Scheck and Raley said that while Bradley was the head of the Texas Forensic Science Commission he chose not to release what he knew would prove Morton did not murder his wife. In an interview with the Texas Tribune, Scheck noted that "...[i]t's clear from the new DNA testing and other suppressed, exculpatory documents that law enforcement never followed up on numerous leads pointing to a third-party intruder, which might have solved the crime. But even more troubling, District Attorney Bradley knew about this evidence, yet kept the documents hidden in the State's file while he fought tooth and nail to bar DNA testing [of the bandana]."

Bradley was appointed to head the Texas Forensic Science Commission by Gov. Rick Perry in 2001. Bradley was critical of efforts to examine questions raised about the arson "science" used to convict Cameron Todd Willingham. The fire Willingham was accused of deliberately starting in 1991 killed his three daughters. Willingham was executed in 2004. The investigation into the methodology used by the State Fire Marshal and Texas Forensic Science Commission to rationalize arson was initiated by the Innocence Project two years after Willingham's execution sparked a 2006 report authored by John Lentini, a fire scientist who has conducted over 2,000 fire scene inspections. Lentini reviewed the evidence which led to Willingham's conviction. In his report, he concluded that "...each and every one of the indicators [the fire marshal's investigators] relied on have since been scientifically proven to be invalid." In layman's language: there simply was no arson. The fire had an accidental origin. No crime had been committed.

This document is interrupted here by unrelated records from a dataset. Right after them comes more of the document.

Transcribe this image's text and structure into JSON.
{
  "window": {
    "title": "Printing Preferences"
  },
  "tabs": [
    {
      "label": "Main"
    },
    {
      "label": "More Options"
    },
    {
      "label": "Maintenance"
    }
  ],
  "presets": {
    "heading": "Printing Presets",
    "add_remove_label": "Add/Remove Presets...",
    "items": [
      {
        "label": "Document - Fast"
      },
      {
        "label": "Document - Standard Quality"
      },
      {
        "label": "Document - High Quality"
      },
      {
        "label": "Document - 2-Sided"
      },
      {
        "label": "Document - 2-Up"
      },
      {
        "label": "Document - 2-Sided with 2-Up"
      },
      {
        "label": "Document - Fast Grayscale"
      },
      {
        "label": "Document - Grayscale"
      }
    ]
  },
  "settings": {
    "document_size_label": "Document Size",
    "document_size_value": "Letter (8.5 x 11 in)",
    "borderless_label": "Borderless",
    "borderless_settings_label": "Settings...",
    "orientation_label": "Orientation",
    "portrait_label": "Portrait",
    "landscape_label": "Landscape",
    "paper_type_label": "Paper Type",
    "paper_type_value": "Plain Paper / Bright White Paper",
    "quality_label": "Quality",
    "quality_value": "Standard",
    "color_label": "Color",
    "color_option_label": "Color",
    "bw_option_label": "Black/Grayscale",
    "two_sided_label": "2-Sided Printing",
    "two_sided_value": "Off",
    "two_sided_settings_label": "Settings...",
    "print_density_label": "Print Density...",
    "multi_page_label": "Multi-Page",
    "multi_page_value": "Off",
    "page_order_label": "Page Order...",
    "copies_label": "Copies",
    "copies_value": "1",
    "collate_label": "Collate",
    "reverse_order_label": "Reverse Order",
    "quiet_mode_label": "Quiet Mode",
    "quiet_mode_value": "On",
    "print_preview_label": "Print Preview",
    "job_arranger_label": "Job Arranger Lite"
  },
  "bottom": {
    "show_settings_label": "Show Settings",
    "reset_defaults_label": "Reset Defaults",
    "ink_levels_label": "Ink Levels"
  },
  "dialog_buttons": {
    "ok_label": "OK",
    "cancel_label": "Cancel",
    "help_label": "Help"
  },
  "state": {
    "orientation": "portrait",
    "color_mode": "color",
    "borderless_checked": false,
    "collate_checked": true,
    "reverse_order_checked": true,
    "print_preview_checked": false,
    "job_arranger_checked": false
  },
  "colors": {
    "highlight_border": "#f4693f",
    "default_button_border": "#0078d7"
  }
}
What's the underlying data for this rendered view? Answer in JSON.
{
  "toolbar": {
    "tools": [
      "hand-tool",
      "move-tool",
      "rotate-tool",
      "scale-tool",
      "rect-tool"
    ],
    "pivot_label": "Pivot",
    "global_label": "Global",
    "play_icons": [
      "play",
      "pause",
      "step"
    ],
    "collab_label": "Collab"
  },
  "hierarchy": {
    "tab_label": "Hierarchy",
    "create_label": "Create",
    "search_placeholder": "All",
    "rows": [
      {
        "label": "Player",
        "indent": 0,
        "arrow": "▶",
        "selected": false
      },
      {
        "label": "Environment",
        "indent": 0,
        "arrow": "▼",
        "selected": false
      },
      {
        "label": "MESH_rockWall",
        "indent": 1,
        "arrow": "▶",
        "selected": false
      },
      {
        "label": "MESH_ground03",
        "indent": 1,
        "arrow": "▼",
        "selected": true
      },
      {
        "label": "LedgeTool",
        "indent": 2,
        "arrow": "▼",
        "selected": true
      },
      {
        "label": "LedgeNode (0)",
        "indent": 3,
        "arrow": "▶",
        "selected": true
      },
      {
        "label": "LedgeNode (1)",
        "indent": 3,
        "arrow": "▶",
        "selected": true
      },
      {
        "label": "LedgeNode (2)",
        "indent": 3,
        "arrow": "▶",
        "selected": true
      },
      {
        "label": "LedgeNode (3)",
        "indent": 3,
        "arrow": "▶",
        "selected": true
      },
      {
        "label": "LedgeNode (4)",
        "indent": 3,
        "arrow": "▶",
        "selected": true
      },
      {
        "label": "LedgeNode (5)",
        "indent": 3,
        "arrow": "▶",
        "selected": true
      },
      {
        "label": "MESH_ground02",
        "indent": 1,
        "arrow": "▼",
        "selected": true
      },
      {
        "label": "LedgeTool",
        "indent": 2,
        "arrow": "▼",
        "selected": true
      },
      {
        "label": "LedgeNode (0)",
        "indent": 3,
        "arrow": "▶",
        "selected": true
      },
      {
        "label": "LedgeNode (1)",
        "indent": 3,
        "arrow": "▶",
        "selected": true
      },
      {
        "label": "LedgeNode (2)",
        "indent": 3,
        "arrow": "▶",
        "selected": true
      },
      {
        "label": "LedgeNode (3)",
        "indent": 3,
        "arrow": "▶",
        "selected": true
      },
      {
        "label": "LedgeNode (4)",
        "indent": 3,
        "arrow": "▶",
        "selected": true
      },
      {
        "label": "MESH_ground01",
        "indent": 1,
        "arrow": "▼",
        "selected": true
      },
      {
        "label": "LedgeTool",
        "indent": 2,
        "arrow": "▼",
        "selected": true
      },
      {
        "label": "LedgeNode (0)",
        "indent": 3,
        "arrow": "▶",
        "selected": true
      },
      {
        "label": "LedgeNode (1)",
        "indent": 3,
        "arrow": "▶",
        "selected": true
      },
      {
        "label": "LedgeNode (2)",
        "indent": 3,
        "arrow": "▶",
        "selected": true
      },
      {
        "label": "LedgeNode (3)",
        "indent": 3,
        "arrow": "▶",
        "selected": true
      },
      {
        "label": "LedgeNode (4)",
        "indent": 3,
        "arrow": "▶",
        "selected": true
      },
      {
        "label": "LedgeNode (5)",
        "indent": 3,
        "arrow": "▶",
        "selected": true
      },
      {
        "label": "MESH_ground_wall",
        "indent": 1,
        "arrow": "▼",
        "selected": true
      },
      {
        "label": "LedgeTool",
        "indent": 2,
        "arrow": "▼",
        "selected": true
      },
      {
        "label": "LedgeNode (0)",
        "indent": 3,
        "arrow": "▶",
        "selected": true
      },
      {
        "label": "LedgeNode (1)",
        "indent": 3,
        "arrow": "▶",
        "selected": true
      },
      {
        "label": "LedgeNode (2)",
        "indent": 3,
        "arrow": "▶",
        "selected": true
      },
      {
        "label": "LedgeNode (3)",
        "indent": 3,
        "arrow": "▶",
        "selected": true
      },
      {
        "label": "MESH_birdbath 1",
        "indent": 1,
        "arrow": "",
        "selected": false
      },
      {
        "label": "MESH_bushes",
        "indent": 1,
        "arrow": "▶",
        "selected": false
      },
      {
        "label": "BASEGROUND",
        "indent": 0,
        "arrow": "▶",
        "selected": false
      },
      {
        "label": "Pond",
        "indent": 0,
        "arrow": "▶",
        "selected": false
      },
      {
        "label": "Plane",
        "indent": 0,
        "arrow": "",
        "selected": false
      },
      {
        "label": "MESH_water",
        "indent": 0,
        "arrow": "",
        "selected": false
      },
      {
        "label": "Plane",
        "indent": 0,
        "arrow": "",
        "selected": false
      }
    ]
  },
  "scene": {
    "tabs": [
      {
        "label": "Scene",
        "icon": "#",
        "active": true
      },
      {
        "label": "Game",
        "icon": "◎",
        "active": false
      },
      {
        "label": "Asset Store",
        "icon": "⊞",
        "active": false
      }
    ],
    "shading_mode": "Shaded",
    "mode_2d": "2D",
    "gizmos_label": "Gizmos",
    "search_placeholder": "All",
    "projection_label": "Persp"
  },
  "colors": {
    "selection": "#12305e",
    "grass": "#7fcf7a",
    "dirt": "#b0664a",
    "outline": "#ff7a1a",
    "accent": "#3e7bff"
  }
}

In 2010, Fire Marshal Paul Maldonado rejected multiple fire science expert reports that concurred with Lentini's conclusions. Every report written by every fire expert agreed with Lentini's view. There was no arson. Again—it was not that someone else did it. The finding was that absolutely no crime had been committed by Willingham or anyone else. It was just a tragic house fire. Cameron Todd Willingham was convicted and executed for a crime that literally did not happen. And, once again, it was Gov. Rick Perry's cleanup person, John Bradley, trying to tidy up the embarrassing loose ends by doing his best to suppress an investigation designed to exonerate one more convicted, and executed, "killer." Executing an innocent man accused of committing a crime that did not happen does not look well on the resume of a governor seeking the Republican nomination for the presidency of the United States.